Prompt: Poems and Song Lyrics


Having gone through high school in the late 1960s, several of the younger English teachers brought popular song lyrics into our poetry lessons to entice us beyond Keats, Frost and the rest of the anthology club.

One of my teachers was a big Simon and Garfunkel fan, as was I. I still recall a lesson reading  "Richard Cory" by E.A. Robinson and then listening to their song version.  My first thought in seeing the original poem was that Simon had basically plagiarized the poem. But Mr. Reece, my teacher, talked about how Paul had changed the point of view to one of Cory's workers, and how that changed the poem for a reader.

In the following weeks, I wrote several terrible songs with my guitar based on poems that I liked. (Never ask me to sing my Frostian "Miles to Go" song.)

The other poem/song combination in that class session was Simon's "I Am a Rock" along with Donne's poem "No Man Is an Island." Here the differences were more obvious. It was more that the Donne poem, and really just one image, acted as a writing prompt for Paul Simon.

Our teachers probably hoped that beyond sparking our interest in poetry, we might make the leap to read more of Robinson or Donne beyond what was in the anthology. I did, though most of my classmates did not.

I liked Robinson's poems, many of which were like short stories.

Songs based on poems are fairly common. There are a good number of direct interpretations as when Natalie Merchant uses poems, such as Emily Dickinson's "Because I Could Not Stop for Death." 

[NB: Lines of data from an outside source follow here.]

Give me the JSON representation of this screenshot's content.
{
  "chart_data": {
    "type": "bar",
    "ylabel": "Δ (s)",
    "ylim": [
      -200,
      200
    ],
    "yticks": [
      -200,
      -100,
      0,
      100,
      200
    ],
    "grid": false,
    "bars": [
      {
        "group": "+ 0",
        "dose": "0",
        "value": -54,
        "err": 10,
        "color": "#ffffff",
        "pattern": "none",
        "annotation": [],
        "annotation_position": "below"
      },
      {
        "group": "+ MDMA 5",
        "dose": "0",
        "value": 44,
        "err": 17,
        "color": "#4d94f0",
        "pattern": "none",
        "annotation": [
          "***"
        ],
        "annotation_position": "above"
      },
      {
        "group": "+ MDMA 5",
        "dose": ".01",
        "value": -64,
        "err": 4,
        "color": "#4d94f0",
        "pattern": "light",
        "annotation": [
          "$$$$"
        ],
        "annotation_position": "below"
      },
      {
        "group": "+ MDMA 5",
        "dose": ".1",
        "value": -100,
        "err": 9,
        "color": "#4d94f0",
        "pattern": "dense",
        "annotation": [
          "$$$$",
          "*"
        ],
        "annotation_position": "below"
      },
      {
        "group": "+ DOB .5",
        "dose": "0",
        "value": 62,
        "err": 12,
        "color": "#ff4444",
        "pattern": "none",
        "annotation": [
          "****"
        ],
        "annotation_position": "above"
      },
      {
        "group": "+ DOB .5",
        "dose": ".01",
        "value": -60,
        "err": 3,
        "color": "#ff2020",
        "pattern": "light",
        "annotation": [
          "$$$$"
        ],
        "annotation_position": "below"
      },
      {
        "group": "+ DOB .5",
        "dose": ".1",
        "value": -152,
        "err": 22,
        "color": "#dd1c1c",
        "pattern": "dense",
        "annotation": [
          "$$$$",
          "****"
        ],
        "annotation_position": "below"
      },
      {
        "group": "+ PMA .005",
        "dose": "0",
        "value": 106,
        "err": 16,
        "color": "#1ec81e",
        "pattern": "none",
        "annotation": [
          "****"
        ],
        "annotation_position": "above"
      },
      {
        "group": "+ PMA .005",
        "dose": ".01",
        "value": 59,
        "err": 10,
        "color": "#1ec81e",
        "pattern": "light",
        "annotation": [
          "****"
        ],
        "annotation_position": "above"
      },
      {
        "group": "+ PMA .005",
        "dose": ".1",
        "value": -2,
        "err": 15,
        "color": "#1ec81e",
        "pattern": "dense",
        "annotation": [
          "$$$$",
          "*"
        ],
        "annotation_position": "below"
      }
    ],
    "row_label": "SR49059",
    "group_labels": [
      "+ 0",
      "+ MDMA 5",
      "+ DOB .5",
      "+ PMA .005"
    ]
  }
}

This month we are going to try writing a poem from an existing song. But we are not looking to imitate the song or even use lines from the song. A better model, though in the reverse direction, might be Paul Simon's "I Am a Rock" which takes inspiration, but does not merely imitate John Donne's poem.

I AM A ROCK

A winter’s day
In a deep and dark December
I am alone
Gazing from my window
To the streets below
On a freshly fallen, silent shroud of snow

I am a rock
I am an island

I’ve built walls
A fortress, steep and mighty
That none may penetrate
I have no need of friendship
Friendship causes pain
It’s laughter and it’s loving I disdain

Don’t talk of love
Well, I’ve heard the words before
It’s sleeping in my memory
And I won’t disturb the slumber
Of feelings that have died
If I never loved, I never would have cried

I have my books
And my poetry to protect me
I am shielded in my armor
Hiding in my room
Safe within my womb
I touch no one and no one touches me

I am a rock
I am an island

And a rock feels no pain
And an island never cries

- Paul Simon





NO MAN IS AN ISLAND

No man is an island entire of itself; every man
is a piece of the continent, a part of the main;
if a clod be washed away by the sea, Europe
is the less, as well as if a promontory were, as
well as any manner of thy friends or of thine
own were; any man's death diminishes me,
because I am involved in mankind.
And therefore never send to know for whom
the bell tolls; it tolls for thee.

- John Donne


For this prompt, select any song as your inspiration. Indicate at the top or bottom of your poem what song/composer/artist you used. You might select some lines to repurpose. You might use themes from the song in your own poem. The original should serve as a contrasting view or extension to your poem, rather than being just another version of it.